All you have to do is tune into the average sitcom and you know the truth about sustained, long-term relationships, right? Married couples stop having sex. They fall out of love and spend the bulk of the time getting on each other’s nerves. The men leave their women for 20-something blondes or sports cars and the women channel all their attention into the kids, growing distant from their husbands and disinterested in pleasing them.
And, those few couples that manage to stay seemingly happy for the duration of raising their families, are then inevitably hit by a curve ball when college time comes and Empty Nest Syndrome sets in. They find they’ve got nothing left to talk about!
If you’re worried that it’s just a matter of time before your relationship implodes… or worse still, simply fizzles in the face of time, think again! These myths about lasting love are exactly that – myths! Here’s why:
Fall out of love
Couples don’t simply fall out of love We’re all always changing. This much is true. However, in a truly communicative relationship, people grow together. That doesn’t mean they always get along – or that they never annoy each other. But committed couples who share their lives (the good, the bad and the boring) with their partners learn to weather the highs and lows of life and inevitably, by virtue of shared experience and mutual support, become closer… not more distant.
The trick to making sure you don’t “fall out of love,” is working on staying in it. It may sound cheesy, but a relationship is like anything else. Tend to it, nurture it, pay attention to it and you won’t be caught off guard… at least not too often. And when problems or situations arise that seem like they’re out of left field, you’ll have the ability to reign them in and work through them together.
Sex can improve
We’ve all heard the stories of the middle-aged couples for whom sex simply stops mattering. Sure, this can happen. But the idea that sex will inevitably stop or slow down – or become monotonous – is a fallacy. The safer you feel with your mate, the more open the two of you will be to expressing your needs and interests in the bedroom. According to a recent Canadian study, which revealed that what partners communicate about what they want in bed is directly linked to how happy they are with their sex lives, expressing themselves (and listening to their mate) is the key to sustaining a satisfying sexual relationship. And the benefits of openness don’t stop there. In addition to fostering mutual satisfaction during the sex itself, if you make it a point to talk about sex (no matter how difficult it is at first), you’ll find that it increases intimacy and makes your relationship outside the bedroom a spicier, more playful one.

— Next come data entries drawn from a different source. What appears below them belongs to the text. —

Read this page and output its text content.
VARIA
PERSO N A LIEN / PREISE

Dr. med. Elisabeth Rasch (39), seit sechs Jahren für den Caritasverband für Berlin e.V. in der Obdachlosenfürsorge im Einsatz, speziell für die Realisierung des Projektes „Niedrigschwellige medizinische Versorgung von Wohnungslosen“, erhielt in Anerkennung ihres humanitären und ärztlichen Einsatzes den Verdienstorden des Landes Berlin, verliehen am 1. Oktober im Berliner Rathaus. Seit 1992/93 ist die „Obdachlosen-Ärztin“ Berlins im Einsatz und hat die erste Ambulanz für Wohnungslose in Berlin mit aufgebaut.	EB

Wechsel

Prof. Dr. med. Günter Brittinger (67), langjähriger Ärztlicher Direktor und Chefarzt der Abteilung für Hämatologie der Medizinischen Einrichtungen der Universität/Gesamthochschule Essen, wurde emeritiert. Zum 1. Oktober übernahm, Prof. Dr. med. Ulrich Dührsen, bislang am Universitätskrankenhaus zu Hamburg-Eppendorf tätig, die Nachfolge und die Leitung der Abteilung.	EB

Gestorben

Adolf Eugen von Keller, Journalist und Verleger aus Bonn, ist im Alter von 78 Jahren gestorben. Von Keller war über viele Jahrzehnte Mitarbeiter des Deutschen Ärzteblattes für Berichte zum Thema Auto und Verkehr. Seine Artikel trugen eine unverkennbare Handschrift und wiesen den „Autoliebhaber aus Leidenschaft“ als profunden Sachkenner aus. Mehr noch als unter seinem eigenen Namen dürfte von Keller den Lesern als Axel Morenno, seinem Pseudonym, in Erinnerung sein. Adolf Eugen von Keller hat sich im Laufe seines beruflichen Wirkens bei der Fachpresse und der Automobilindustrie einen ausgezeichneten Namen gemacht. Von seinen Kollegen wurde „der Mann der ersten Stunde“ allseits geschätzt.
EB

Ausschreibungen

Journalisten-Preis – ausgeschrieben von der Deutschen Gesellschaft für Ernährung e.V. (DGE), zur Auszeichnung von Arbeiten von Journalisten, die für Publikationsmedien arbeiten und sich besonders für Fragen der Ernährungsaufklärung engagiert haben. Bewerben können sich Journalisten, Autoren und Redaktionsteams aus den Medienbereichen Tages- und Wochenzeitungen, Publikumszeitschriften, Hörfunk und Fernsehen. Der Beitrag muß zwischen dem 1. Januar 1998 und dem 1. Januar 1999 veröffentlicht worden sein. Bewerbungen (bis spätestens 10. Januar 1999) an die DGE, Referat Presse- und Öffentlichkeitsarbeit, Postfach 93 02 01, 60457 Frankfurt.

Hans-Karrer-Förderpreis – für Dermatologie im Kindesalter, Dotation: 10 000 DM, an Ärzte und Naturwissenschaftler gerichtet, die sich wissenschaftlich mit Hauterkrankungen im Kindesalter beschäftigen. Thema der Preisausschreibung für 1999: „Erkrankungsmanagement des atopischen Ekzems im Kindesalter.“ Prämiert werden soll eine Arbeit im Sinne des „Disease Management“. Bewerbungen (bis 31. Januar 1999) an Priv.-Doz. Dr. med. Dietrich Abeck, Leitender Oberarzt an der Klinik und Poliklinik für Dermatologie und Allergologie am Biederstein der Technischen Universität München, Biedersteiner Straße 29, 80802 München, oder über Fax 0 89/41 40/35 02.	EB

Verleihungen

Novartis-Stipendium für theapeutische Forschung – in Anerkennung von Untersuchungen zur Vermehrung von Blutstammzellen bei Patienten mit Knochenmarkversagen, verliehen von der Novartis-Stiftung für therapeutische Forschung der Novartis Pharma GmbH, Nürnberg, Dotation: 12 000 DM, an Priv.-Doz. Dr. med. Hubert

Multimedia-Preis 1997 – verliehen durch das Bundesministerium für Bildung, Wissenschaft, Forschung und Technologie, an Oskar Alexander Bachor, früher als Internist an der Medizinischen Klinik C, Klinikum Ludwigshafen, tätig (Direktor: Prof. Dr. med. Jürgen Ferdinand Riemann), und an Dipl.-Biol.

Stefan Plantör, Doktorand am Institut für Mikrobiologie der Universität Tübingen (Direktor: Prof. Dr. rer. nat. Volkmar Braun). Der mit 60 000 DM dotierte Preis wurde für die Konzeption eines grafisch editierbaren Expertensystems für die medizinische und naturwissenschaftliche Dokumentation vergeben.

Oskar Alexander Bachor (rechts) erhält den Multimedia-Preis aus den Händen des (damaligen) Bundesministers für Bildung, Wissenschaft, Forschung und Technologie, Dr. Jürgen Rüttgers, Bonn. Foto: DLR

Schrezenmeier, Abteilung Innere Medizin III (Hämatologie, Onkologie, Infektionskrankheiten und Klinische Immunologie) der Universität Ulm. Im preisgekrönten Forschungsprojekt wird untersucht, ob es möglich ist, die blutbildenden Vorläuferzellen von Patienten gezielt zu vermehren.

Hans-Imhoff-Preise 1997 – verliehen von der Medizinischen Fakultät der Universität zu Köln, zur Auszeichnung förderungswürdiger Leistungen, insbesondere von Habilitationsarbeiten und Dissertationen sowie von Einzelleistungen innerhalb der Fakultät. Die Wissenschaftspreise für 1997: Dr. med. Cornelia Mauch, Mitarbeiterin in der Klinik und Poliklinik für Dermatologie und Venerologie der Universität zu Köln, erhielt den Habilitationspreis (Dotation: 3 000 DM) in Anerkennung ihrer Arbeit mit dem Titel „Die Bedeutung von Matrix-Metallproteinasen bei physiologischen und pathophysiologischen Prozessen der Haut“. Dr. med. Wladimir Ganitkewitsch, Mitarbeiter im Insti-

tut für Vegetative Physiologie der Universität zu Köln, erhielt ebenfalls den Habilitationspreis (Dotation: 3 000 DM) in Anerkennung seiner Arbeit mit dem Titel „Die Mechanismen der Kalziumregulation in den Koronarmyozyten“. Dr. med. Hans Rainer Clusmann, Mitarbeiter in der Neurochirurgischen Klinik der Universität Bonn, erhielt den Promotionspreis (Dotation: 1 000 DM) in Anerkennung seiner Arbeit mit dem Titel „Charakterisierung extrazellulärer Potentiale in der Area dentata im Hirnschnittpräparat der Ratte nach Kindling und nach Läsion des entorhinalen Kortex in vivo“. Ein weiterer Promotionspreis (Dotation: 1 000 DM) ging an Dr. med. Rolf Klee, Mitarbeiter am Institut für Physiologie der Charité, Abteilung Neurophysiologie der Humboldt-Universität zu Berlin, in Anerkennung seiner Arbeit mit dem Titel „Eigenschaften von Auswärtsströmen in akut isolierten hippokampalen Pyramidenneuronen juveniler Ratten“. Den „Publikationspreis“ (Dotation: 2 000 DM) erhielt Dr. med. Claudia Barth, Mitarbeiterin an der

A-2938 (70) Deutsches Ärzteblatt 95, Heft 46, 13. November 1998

Mid-life does not mean mutiny!
It’s true that people re-assess their lives in their 40s and 50s, but what used to be called the “mid-life crisis” is not restricted to men, and it’s not usually a crisis! Rather, it’s a natural re-evaluation that comes as perspectives shift and life transitions occur. After all, transitions don’t stop once you say I do or grab the brass ring! Careers plateau, kids go off to college, that passion you’ve suppressed becomes a driving force as opposed to a backseat passenger… all things that should make individuals and couples have a look at their lives and how they want to be leading them. Change is scary, but it can also be inspiring. And making a personal shift can be reinvigorating to a relationship. Pursuing your passion or supporting your spouse in doing something they’d like to do breathes new life into your partnership rather than creating distance. After all, the goal is to be two fulfilled, constantly evolving parts of a fulfilling and consistently expanding whole.
An empty nest is not empty
Lastly, if your big fear is that your kids will go away to college or move out of the house and you’ll have nothing to say to your spouse, take heed. Marriages do not dissipate in an instant. And if you’ve taken the time to foster your relationship over the years – even when the kids have taken priority (which is often an inevitable part of parenting), you will find yourself faced with an exciting new chapter rather than a terrifying and potentially distant one. Talk about an opportunity for spicing things up! Now you two can focus on each other again… and on yourselves. And the best part is, you’ll have the time, energy and more money to do it.